In 2010, Anaheim police Sgt. Craig Friesen spearheaded an effort to change the way Orange County law enforcement approached prostitution cases.

“For years, law enforcement did little to offer victims of human trafficking an opportunity to escape the life they were in,” Friesen said. “We perpetuated the traffickers brainwashing by making arrests, issuing citations, and sending the victims right back to be victimized.

“We believed a victim-centered approach would help us build trust with the victims and empower them to prosecute their traffickers.”

Friesen said the Anaheim Police Department started the movement with the support of the Orange County Human Trafficking Task Force and Community Service Programs Inc.

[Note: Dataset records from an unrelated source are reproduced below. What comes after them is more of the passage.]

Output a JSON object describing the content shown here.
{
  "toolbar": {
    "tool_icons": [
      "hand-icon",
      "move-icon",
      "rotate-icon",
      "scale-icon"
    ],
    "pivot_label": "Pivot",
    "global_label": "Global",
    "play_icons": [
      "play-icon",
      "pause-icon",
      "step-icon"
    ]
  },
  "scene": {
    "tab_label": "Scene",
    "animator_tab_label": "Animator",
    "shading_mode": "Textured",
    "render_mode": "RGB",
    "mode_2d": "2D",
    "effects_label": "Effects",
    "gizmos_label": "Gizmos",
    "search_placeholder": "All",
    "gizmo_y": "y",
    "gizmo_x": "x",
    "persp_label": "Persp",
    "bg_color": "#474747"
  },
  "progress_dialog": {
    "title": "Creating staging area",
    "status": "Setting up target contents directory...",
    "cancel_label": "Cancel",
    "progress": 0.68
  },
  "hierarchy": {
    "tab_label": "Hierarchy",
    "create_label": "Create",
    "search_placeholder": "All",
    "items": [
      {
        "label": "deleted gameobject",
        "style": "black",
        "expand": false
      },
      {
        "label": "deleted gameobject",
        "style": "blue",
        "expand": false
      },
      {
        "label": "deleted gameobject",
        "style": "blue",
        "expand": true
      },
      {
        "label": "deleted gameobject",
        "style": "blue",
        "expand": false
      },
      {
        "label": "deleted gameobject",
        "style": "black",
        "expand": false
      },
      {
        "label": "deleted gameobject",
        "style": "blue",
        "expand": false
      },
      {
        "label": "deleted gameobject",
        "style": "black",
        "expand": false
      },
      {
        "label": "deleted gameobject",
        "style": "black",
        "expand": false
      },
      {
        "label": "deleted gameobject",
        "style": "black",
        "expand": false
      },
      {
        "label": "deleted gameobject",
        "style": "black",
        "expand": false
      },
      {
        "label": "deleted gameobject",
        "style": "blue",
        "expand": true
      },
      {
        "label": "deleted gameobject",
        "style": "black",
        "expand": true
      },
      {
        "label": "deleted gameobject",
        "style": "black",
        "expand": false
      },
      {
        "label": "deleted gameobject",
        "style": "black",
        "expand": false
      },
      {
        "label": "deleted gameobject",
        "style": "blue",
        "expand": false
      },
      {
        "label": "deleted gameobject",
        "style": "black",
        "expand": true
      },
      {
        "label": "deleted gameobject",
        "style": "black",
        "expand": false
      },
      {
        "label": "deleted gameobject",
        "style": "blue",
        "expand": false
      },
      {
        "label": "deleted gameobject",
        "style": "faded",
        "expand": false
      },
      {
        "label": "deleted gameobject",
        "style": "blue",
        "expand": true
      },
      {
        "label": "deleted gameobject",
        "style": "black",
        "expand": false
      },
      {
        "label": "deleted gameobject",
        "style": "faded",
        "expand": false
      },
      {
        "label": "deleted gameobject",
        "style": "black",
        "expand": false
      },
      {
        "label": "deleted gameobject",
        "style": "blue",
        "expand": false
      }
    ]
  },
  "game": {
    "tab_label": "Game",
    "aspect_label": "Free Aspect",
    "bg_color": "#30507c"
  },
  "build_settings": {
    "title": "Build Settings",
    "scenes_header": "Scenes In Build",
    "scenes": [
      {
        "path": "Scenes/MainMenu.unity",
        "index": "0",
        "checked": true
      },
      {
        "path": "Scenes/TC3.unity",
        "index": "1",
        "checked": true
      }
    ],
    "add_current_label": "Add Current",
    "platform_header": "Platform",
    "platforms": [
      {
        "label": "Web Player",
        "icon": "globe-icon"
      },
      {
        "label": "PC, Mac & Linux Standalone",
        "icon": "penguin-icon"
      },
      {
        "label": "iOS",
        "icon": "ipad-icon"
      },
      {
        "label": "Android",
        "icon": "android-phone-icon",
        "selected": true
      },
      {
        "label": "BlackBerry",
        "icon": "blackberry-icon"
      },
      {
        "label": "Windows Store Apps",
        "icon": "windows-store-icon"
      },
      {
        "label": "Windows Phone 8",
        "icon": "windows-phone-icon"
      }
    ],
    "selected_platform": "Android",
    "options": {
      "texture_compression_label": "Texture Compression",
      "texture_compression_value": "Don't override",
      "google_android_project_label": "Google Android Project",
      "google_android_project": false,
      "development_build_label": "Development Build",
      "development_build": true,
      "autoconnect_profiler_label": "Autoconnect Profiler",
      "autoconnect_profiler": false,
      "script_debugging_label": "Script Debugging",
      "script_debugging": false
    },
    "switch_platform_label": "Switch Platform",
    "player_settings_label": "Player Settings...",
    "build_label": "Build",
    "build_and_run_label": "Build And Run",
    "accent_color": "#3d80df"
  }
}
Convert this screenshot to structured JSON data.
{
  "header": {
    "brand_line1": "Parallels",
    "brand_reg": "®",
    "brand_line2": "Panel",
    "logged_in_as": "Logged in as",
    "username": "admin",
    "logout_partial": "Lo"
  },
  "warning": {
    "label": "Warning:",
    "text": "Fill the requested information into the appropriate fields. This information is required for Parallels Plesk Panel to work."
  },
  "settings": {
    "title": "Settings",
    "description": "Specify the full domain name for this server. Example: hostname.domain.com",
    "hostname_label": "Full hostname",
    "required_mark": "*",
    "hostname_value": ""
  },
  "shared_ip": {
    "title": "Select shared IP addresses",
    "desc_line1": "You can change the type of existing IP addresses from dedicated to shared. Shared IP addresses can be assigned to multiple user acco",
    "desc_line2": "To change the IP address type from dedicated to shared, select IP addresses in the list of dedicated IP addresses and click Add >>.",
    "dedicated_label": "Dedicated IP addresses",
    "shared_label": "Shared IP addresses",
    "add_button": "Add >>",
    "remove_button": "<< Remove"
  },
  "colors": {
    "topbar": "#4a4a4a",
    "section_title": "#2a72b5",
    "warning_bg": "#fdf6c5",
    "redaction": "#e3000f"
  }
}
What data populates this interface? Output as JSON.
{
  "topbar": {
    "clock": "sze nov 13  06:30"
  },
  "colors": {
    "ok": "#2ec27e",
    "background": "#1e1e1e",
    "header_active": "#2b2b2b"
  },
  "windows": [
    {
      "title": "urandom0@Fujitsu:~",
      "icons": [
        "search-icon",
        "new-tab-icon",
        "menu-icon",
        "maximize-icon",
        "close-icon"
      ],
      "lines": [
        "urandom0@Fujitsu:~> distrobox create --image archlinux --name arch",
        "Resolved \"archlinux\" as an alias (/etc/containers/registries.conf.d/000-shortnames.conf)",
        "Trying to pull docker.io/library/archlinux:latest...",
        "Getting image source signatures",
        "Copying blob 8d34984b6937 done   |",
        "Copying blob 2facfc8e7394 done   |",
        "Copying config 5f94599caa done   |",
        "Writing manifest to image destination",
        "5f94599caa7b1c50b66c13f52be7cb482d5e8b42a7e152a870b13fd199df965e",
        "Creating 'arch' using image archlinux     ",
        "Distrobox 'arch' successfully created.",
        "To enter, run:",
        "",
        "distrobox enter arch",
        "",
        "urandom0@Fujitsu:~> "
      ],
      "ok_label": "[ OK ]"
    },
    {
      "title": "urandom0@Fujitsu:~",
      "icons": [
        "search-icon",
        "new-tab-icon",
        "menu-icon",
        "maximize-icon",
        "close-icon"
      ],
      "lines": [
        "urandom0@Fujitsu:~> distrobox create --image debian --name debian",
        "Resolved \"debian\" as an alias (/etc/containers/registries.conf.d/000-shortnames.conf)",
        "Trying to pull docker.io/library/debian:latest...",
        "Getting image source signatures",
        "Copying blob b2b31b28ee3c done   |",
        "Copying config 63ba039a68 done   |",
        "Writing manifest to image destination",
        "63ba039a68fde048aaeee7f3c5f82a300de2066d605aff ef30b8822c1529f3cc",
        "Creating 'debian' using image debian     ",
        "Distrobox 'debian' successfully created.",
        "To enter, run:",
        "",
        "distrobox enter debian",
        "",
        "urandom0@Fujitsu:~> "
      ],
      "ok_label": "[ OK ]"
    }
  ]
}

“We slowly started to change lives,” he said. “We are now able to offer restorative services, shelter, and support.”

Also in 2010, Huntington Beach joined the task force, which has grown since its inception to include seven law enforcement agencies and more than 25 community partners.

Since the task force was founded in 2004, nearly 400 women from 26 countries have been helped.

Huntington Beach and Anaheim now serve as the lead law enforcement agencies on the task force, and last year made 52 human trafficking-related arrests combined.

Of those, 48 cases were prosecuted.

“Once we changed our mindset and our approach, we started finding cases all across the county,” Friesen said. “We formed collaborative partnerships with numerous law enforcement agencies throughout the county, which increased our ability to rescue victims.”

The task force now includes two full time deputies from the Orange County Sheriff’s Department, an investigator from the OCDA and an investigator from the California Highway Patrol.

“We are a true collaboration of law enforcement, victim advocates, non-governmental organizations, and the faith-based community,” Friesen said. “We have a philosophy that we ‘check our egos and logos at the door’ to do what’s best for our victims.

“That philosophy has worked, but there is still a lot of work ahead for all of us.”